= Shadow bands =

Optical effect near total solar eclipse

Shadow bands observed during the total solar eclipse of 21 August 2017. The video shows a white sheet (36 x 66 inches, 0.91 x 1.7 meters) laid out on the ground under the sunlight. The shadow bands start faintly, grow dramatically intense as the remaining crescent of sunlight shrinks, and suddenly vanish at the moment of darkness of the total eclipse second contact. The crowd ambiance can be heard on the audio, reacting to the visual spectacle of the shadow bands and eclipse darkness.

Shadowbands

Shadow bands are thin, wavy lines of alternating light and dark that can be seen moving and undulating in parallel on plain-coloured surfaces immediately before and after a total solar eclipse. They are caused by the refraction by Earth's atmospheric turbulence of the solar crescent as it thins to a narrow slit, which increasingly collimates the light reaching Earth in the minutes just before and after totality.

The shadows' detailed structure is due to random patterns of fine air turbulence that refract the collimated sunlight arriving from the narrow eclipse crescent.

The bands' rapid sliding motion is due to shifting air currents combined with the angular motion of the Sun projecting through higher altitudes. The degree of collimation in the light gradually increases as the crescent thins, until the solar disk is completely covered and the eclipse is total.

Stars twinkle for the same reason. All light passing through the Earth's atmosphere encounters tiny disturbances in temperature, pressure, and humidity. These disturbances change the air's refractive index, so that the light essentially passes through innumerable tiny prisms. Thus, the entire sky essentially "dances" randomly at the scale of the disturbances. However, they are so small that even the visible disk of planets (Venus, Jupiter, etc) are larger than the "dancing" scale, and so their brightness appears to remain steady. Only stars are visibly affected, because they are so far away that they are essentially pinpoints of light. This is why astronomers sometimes use the phrase, "stars twinkle, planets don't". Similarly, shadow bands are essentially the "twinkling" of the Sun's thin crescent in the seconds surrounding totality.

== History ==

- In 1820, Hermann Goldschmidt of Germany noted shadow bands visible just before and after totality at some eclipses.

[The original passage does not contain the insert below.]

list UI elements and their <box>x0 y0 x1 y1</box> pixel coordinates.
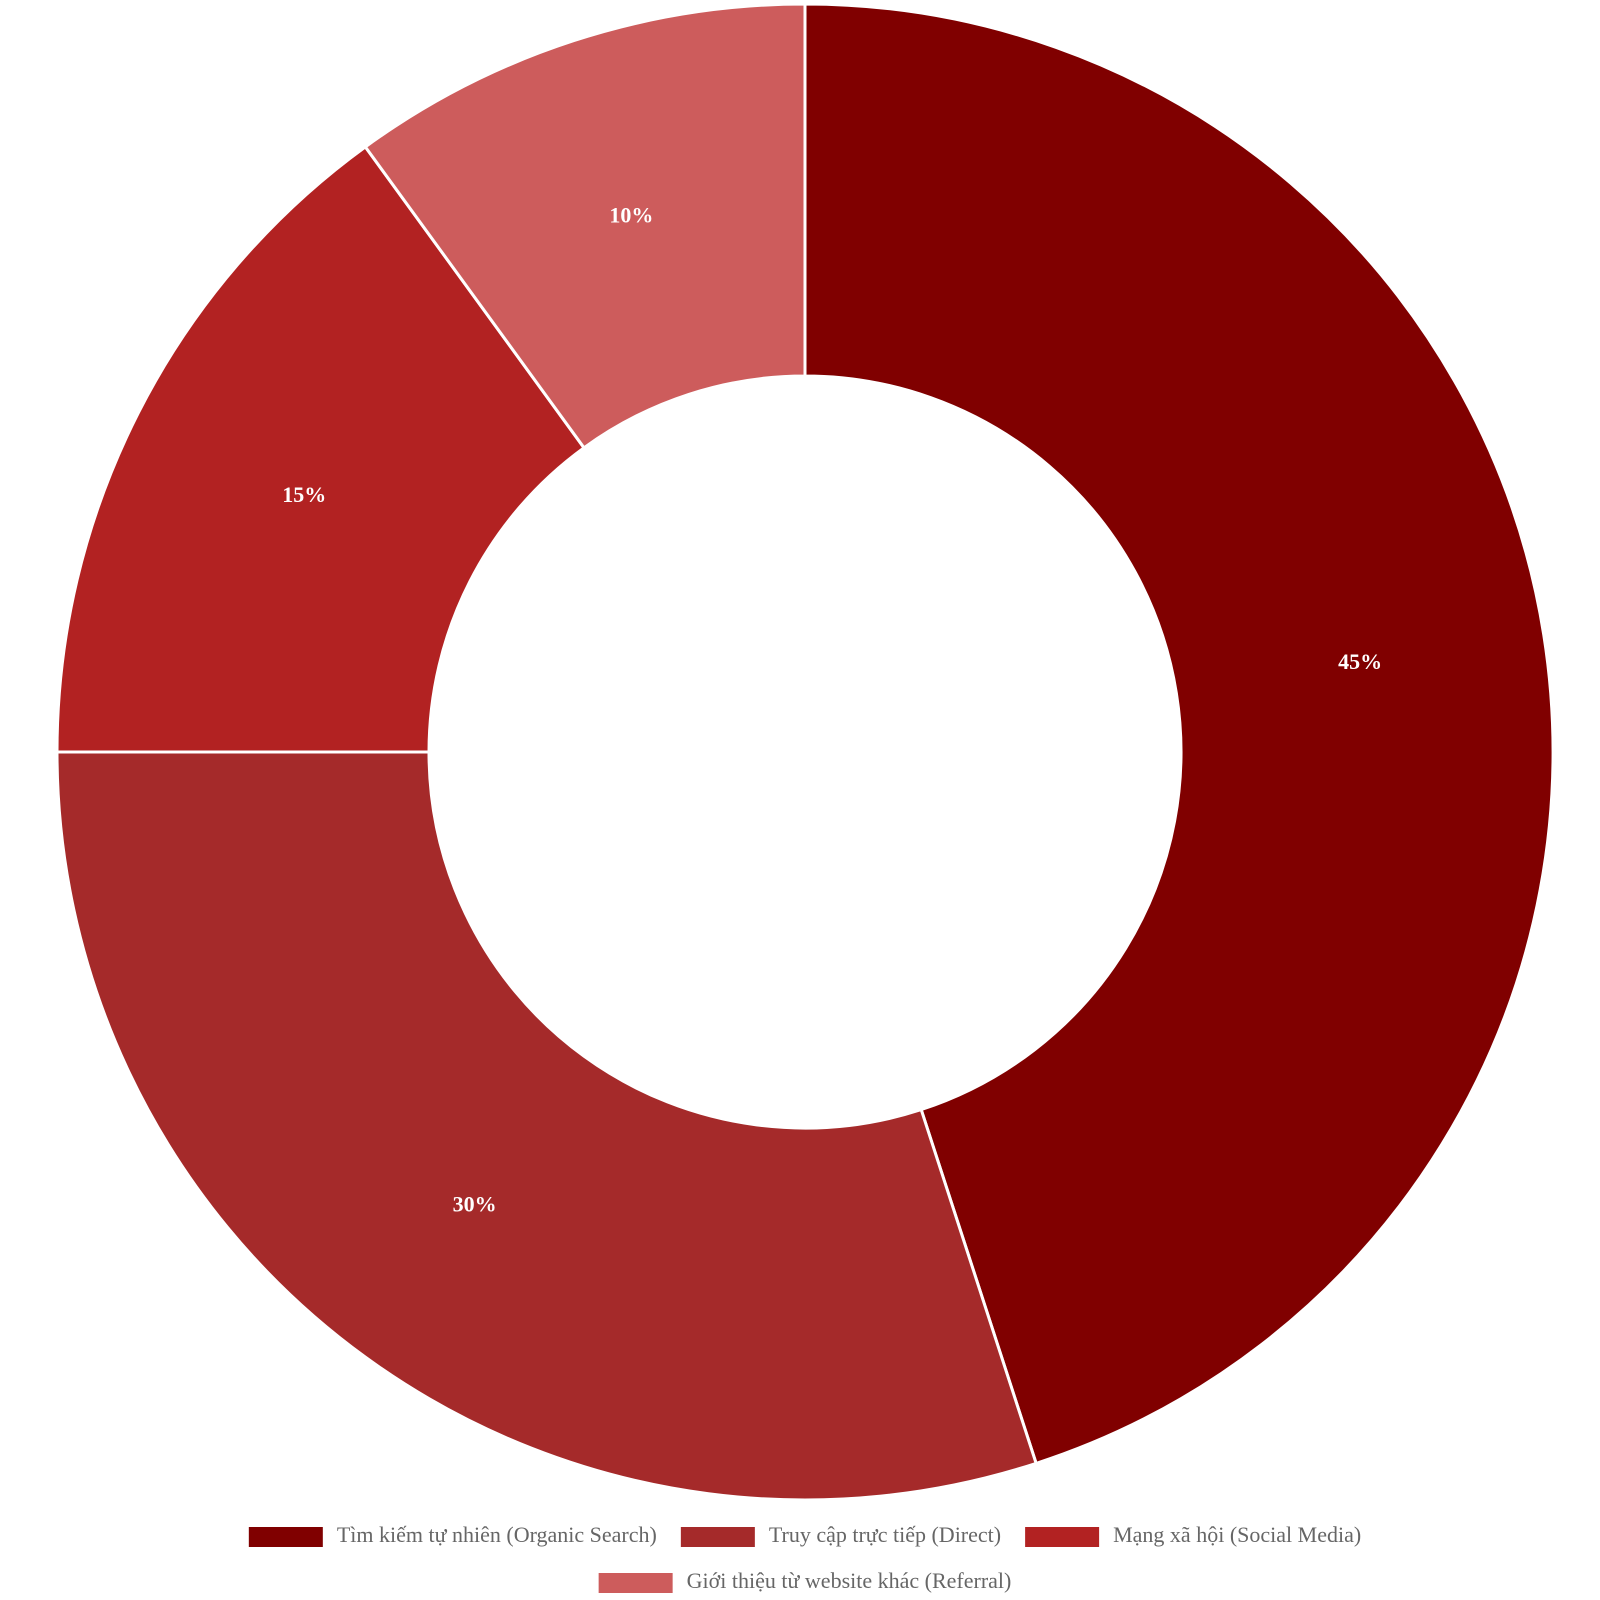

- In 1842, George B. Airy, the English astronomer royal, saw his first total eclipse of the Sun. He recalled shadow bands as one of the highlights: "As the totality approached, a strange fluctuation of light was seen upon the walls and the ground, so striking that in some places children ran after it and tried to catch it with their hands."
- During the eclipses of 1900 and 1905, various amateur balloon experiments were performed to study eclipses. In 1905, Emilio Herrera Linares concluded that the shadow bands were an atmospheric phenomenon.

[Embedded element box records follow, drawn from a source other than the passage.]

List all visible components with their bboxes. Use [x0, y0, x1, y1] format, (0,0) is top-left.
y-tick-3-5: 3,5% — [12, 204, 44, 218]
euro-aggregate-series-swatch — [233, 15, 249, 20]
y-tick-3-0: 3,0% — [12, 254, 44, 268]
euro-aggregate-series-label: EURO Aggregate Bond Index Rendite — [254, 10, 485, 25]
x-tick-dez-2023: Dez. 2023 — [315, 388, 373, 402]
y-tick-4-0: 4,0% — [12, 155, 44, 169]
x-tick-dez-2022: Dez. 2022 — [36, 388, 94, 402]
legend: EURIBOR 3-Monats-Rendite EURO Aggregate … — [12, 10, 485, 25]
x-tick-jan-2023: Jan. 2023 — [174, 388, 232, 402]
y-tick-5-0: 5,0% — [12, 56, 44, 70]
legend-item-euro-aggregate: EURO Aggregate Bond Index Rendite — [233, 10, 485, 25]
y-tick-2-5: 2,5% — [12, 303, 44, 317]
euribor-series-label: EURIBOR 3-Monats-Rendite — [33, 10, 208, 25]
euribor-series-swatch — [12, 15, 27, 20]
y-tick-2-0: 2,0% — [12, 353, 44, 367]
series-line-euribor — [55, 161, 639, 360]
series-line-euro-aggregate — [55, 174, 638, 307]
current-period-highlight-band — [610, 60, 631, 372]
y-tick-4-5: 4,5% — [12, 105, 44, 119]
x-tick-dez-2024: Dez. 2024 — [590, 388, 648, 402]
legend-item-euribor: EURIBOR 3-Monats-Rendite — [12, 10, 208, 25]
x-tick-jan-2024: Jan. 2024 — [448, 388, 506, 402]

- In 1905, Catherine Octavia Stevens observed shadow bands at the start of the total eclipse of August 30 at Cas Català, Majorca. "As to the character of their appearance and mode of progression, it was observed that they swept along with a flight that was at once rapid and orderly, there was no confusion of the wavy lines with one another, but all bore along in one and the same direction in parallel formation, traversing the ground as water-wave reflections may be seen to do on the under surface of a boat, only that there seemed in the case of the shadow-bands to be a more distinct expression of a forward movement." Clouds prevented observations after totality.
- 22 years after observing the same eclipse from Zaragoza, the British amateur astronomer Percy Mayow Ryves wrote in the Monthly Notices of the Royal Astronomical Society that the experience had convinced him 'that the shadow bands were the result of light from a very small source, a small segment of the Sun’s disc, revealing the irregularities of density in the atmosphere, in a manner similar to that in which the irregularities in the glass of a window pane are revealed by the light of the planet Venus.'

- In 2008, British astrophysicist Stuart Eves speculated that shadow bands might be an effect of infrasound, which involves the shadow of the Moon travelling at supersonic speed and inducing an atmospheric shock wave. However, astronomy professor Barrie Jones, an expert on shadow bands, stated, "The [accepted] theory works; there's no need to seek an alternative."
- In 2024, students at the University of Pittsburgh devised an empirical test to collect evidence for both the atmospheric turbulence theory and the moon slit theory. The test of atmospheric turbulence involved using a high-altitude balloon with weather instruments to measure relationships between humidity, temperature, and barometric pressure in the atmosphere and the shadow bands on the ground. The test of the alternative theory involved sending another high-altitude balloon 90,000 feet above Concan, Texas to detect light patterns indicating shadow bands outside of the atmosphere.